I was asked the following question in an interview:
How to get top 100 numbers out of a large set of numbers (can’t fit in
memory)
And this is what I said:
Divide the numbers in batches of 1000 each. Sort each batch in “O(1)” time. Total time taken is O(n) up till now. Now take 1st 100 numbers from 1st and 2nd batch (in O(1)). Take 1st 100 from the above computed nos and the 3rd batch and so on. This will take O(n) in total – so it is an O(n) algorithm.
The interviewer replies that sorting a batch of 1000 nos. won’t take O(1) time and so won’t picking out 1st 100 out of a batch and after a lot of discussion he said, he doesn’t have problem with the algo taking O(n) time, he just has a problem with me saying that sorting the batch takes O(1) time.
My explanation was that 1000 doesn’t depend on the input (n). Irrespective of what n is, I’ll always make batches of 1000 nos. and if you have to calculate, the sorting takes O(1000*log 1000)) which is essentially O(1).

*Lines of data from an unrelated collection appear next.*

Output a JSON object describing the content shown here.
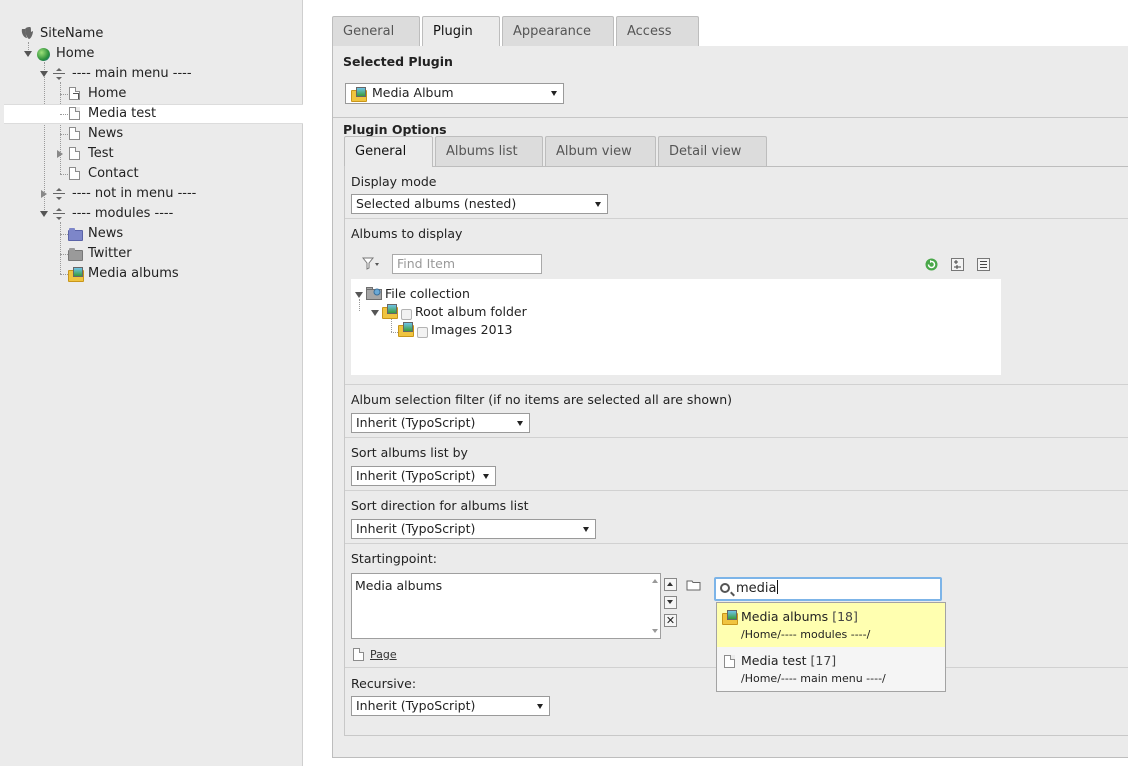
{
  "tree": {
    "site": "SiteName",
    "home": "Home",
    "main_menu": "---- main menu ----",
    "main_items": [
      "Home",
      "Media test",
      "News",
      "Test",
      "Contact"
    ],
    "not_in_menu": "---- not in menu ----",
    "modules": "---- modules ----",
    "module_items": [
      "News",
      "Twitter",
      "Media albums"
    ]
  },
  "tabs": [
    "General",
    "Plugin",
    "Appearance",
    "Access"
  ],
  "selected_plugin": {
    "header": "Selected Plugin",
    "value": "Media Album"
  },
  "plugin_options": {
    "header": "Plugin Options",
    "tabs": [
      "General",
      "Albums list",
      "Album view",
      "Detail view"
    ],
    "display_mode": {
      "label": "Display mode",
      "value": "Selected albums (nested)"
    },
    "albums_to_display": {
      "label": "Albums to display",
      "find_placeholder": "Find Item",
      "nodes": [
        "File collection",
        "Root album folder",
        "Images 2013"
      ]
    },
    "album_filter": {
      "label": "Album selection filter (if no items are selected all are shown)",
      "value": "Inherit (TypoScript)"
    },
    "sort_by": {
      "label": "Sort albums list by",
      "value": "Inherit (TypoScript)"
    },
    "sort_direction": {
      "label": "Sort direction for albums list",
      "value": "Inherit (TypoScript)"
    },
    "startingpoint": {
      "label": "Startingpoint:",
      "selected": "Media albums",
      "page_link": "Page",
      "search_value": "media",
      "suggestions": [
        {
          "title": "Media albums",
          "id": "[18]",
          "path": "/Home/---- modules ----/"
        },
        {
          "title": "Media test",
          "id": "[17]",
          "path": "/Home/---- main menu ----/"
        }
      ]
    },
    "recursive": {
      "label": "Recursive:",
      "value": "Inherit (TypoScript)"
    }
  }
}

If you have to make proper calculations, it would be
1000*log 1000 to sort one batch
sort (n/1000) such batches
takes 1000 * log 1000 * n/1000 = O(n*log(1000)) time = O(n) time
I asked a lot of my friends also about this and although they agreed with me but partially.
So I wan’t to know if my reasoning is 100% accurate (please criticize even if it is 99% correct).
Just remember, this post is not asking for the answer to the above posted question. I have already found a better answer at Retrieving the top 100 numbers from one hundred million of numbers
The interviewer is wrong, but it’s useful to consider why. What you’re saying is correct, but there is an unstated assumption that you depend on. Possibly, the interviewer is making a different assumption.
If we say that sorting 1000 numbers is O(1), we’re being a bit informal. Specifically, what we mean is that, in the limit as N goes to infinity, there is a constant greater than or equal to the cost of sorting the 1000 numbers. Since the cost of sorting the fixed-size set is independent of N, the limit isn’t going to depend on N, either. Thus, it’s O(1) as N goes to infinity.
A generous interpretation is that the interviewer wanted you to treat the sorting step differently. You could be more precise and say that it was O(M*log(M)) as M goes to infinity (or M goes to N, if you prefer), with M representing the size of the batches of numbers. That would make an overall O(N*log(M)) for your approach, as N and M both approach infinity. Of course, that wasn’t the limit you described.
Strictly speaking, it’s meaningless to say that something is O(1) without specifying the limit. One usually doesn’t need to bother for algorithms, because it’s clear from the context: the limit commonly taken is as a single parameter approaches infinity. Your description is correct when considering only N, but you could consider more than just N.